Da cela pra UTI, da UTI pra tornozeleira
Em janeiro deste ano, Tonelada já tinha caído no mesmo endereço do Caminho Novo. Uma operação do Batalhão de Choque terminou com a prisão dele e de Jenifer Carla Adriano por tráfico de drogas. Foram apreendidos 437 gramas de crack, 86 gramas de cocaína, 92 gramas de maconha e 20 gramas de haxixe, além de R$ 1.046 em dinheiro, quatro celulares e vários quilos de carne furtada.
Preso na Penitenciária de Florianópolis, ele teria adoecido. A unidade prisional comunicou à Justiça o suposto estado de saúde debilitado do detento, que teria chegado a ficar internado em unidade de terapia intensiva. Com parecer favorável do Ministério Público, a prisão preventiva virou domiciliar, com tornozeleira eletrônica, circulação limitada à residência e saída autorizada apenas pra atendimentos médicos.

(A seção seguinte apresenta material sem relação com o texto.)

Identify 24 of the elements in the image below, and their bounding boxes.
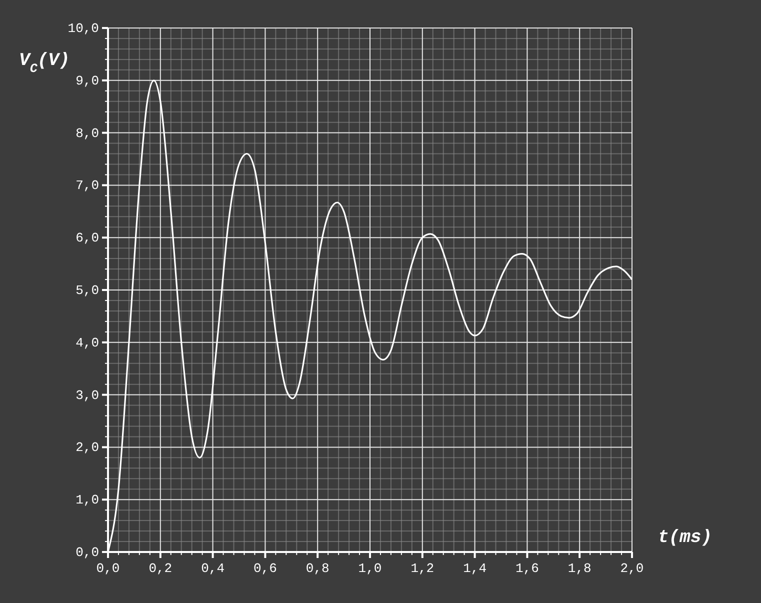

Jenifer também deixou a cadeia. A Justiça revogou a preventiva por ela ser primária, ter trabalho lícito e endereço fixo, e escreveu que era o caso de “dar-lhe um voto de confiança” pra responder ao processo em liberdade, com tornozeleira e circulação restrita à Grande Florianópolis.
A soma que fechou o regime
Em 19 de julho, a 2ª Vara Criminal de Palhoça unificou as penas, converteu a punição de receptação em prisão e fixou o regime fechado, determinando a expedição do mandado. A defesa recorreu ao Tribunal de Justiça de Santa Catarina com um habeas corpus e chegou a conseguir a suspensão temporária dos efeitos do mandado, sustentando o quadro de saúde do condenado.
A discussão, porém, chegou ao fim na noite de quinta-feira, quando o Batalhão de Choque cumpriu o mandado e o levou ao presídio da Capital.
Agora, caberá ao juízo da execução penal acompanhar o cumprimento da pena e decidir sobre eventuais novos pedidos da defesa ligados à saúde do preso. Ele ainda responde, ao lado de Jenifer, ao processo por tráfico e associação pro tráfico na 1ª Vara Criminal de Palhoça, que segue em andamento.